Nomzamo Xaba, page 18
Lock-ins of black economic empowerment shareholders must become thing of the past
THE FACE of a Black Economic Empowerment (BEE) shareholder has evolved. From the politically connected elite in the early days of BEE dealing when in 1993 Sanlam disposed of its controlling stake in Metropolitan life to the late Dr Nthato Motlana’s consortium New Africa Investments Limited, to South African’s from all walks of life. This is evidenced in the Kumba Iron Ore Envision broad-based employee share participation deal which saw its employees receiving up to half a million rands each in 2011, as well as numerous public offers as was the case of Multichoice’s Phuthuma Nathi, for example.
Since 2003, when the measurement of BEE was first introduced, the Codes Good Practice on BEE (the codes) have gone through a number of amendments. Initially, the focus was on measuring whether a company is owned by black individuals, then there was a move towards broader participation of black ordinary people through the Broad-Based BEE (B-BBEE) codes. This expanded beyond just ownership, but included other elements such as measuring employment equity, skills development, and even procuring from other compliant companies.
However, with the amended B-BBEE Act and its current codes, we find ourselves at the very place we started, focused on black ownership all over again. The weighting for ownership points on the scorecard has increased from 20 percent to 23 percent, while procurement points are heavily weighted towards 51 percent black owned companies – which should be a good thing.
We need to assess whether the current ways that deals are structured is effective and whether it yields the desired effects. With bankers, lawyers, private equity players and other assortments of advisers taking full advantage of the clear business opportunities that exist in South Africa’s economy, the BEE transactions of 2016 are far more complex than the early transactions.
It remains a valid concern that the underlying black shareholder may not be receiving any value from the use of their “blackness”, let alone the legendary lock-in periods that have effectively disabled black shareholders.
We have certainly moved from the days of the gardener who is the chief executive and also the 30 percent shareholder of a company he does not head, to the era, as some might argue, of the complacent black shareholder who knows the value of their “blackness” and for the right price, will sell this commodity to a willing bidder.
Of course this is a generalisation, however there are more and more instances of this happening as indicated by the BEE commissioner’s comments in late October.
When making reference to a BEE transaction, one is generally interested in three critical criteria, that is, do the black people vote in proportion to the shares they hold; do they have the right to benefits of the equity they hold, both the dividend and changes in capital (appreciation and depreciation); and what is the net value in the hands of black people, that is debt free economic participation of their equity? This third criteria being the point of discussion for most advisers.
It is all good and well that black people will sit in a board room and be entitled to a share of equity at some future date, but what do they actually own, free of debt, what value do they have in a company? And what about liquidity concerns? With many a transaction still being funded through some or other form of debt, the point of any BEE transaction should be focused mainly on this net economic value.
Staying in debt
The codes have gone some way to encourage shareholders to put in place mechanisms to pay down the debt in the hands of black people, but far too many transactions are being refinanced, meaning that the black shareholder stays perpetually in debt.
The ordinary South African who has very little in the way of collateral or own funds to buy into new transactions will unfortunately still find himself funded to enter into any transaction of this nature, whether through a vendor funded structure or alternatively through more stringent third party funding via the traditional funding houses.
The prestige that apparently lies with being a B-BBEE shareholder soon loses its appeal once the black shareholder realises that they may be trapped into millions of debt raised to turn them into shareholders, paper-rich but cash-poor. This is compounded when they are unable to realise value when the markets improve, like any other investor can. This wealth may be a function of factors outside of their own control, like their investment asset’s performance in global economic upswings and downswings. Even with all the risk attached to being a shareholder of a company, regardless of race, many South African’s still have dreams of their big break coming through a BEE deal that will change the course of their lives as they become the big man with multiple BEE deals in place.

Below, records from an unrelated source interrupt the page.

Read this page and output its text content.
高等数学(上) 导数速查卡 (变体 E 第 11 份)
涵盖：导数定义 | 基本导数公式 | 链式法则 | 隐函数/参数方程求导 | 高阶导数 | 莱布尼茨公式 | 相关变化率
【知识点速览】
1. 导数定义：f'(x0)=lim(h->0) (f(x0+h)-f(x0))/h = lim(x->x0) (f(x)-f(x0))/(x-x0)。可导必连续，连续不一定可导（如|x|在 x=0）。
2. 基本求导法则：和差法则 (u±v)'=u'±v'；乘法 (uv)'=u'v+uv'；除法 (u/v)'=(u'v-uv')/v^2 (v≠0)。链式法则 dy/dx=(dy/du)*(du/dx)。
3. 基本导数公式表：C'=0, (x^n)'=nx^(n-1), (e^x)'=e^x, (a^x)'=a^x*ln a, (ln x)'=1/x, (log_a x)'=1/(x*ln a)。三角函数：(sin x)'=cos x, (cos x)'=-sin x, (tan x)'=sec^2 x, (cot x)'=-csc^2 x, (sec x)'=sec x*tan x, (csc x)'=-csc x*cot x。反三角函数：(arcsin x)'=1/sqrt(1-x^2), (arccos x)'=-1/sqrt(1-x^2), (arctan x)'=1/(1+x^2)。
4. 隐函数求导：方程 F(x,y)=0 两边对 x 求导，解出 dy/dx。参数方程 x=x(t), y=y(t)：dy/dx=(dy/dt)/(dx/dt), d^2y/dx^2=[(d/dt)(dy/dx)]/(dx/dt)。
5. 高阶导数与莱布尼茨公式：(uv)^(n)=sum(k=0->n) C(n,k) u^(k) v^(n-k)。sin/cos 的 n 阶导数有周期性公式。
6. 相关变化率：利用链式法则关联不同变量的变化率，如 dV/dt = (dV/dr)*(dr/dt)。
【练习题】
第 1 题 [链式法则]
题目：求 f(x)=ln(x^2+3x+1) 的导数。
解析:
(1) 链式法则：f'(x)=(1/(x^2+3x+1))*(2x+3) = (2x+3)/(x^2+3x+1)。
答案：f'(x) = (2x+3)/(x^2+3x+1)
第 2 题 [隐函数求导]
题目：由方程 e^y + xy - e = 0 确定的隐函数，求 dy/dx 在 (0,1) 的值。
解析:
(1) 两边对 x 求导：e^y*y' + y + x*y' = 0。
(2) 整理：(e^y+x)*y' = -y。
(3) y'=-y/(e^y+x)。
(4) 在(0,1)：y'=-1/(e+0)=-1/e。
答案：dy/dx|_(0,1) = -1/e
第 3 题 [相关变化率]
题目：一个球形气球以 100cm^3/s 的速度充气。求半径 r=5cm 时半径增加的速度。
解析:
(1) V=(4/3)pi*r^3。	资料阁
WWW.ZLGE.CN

It is clear that any shareholder is keen to receive the rights of ownership attached to the shares that they hold, and so solutions that give rise to perpetual black ownership for the company while at the same time affording a level of liquidity to the shareholder are the ideal scenario when structuring any deal. Lock-ins of BEE shareholders should become a thing of the past, the new shareholding structures should allow for the shares bought by black people to be tradeable and the process of making this tradeability should be accessible, appropriate and offered at fair value to the ordinary South African.
This will make the participation of black people more robust and it will increase the proportion of black people owning the economy. There are registered stock exchanges in this country have already made strides in making this a reality.
It remains a valid concern that the underlying black shareholders may not be receiving any value from the use of their “blackness”.
Nomzamo Xaba is the group executive of research and advisory for Empowerdex.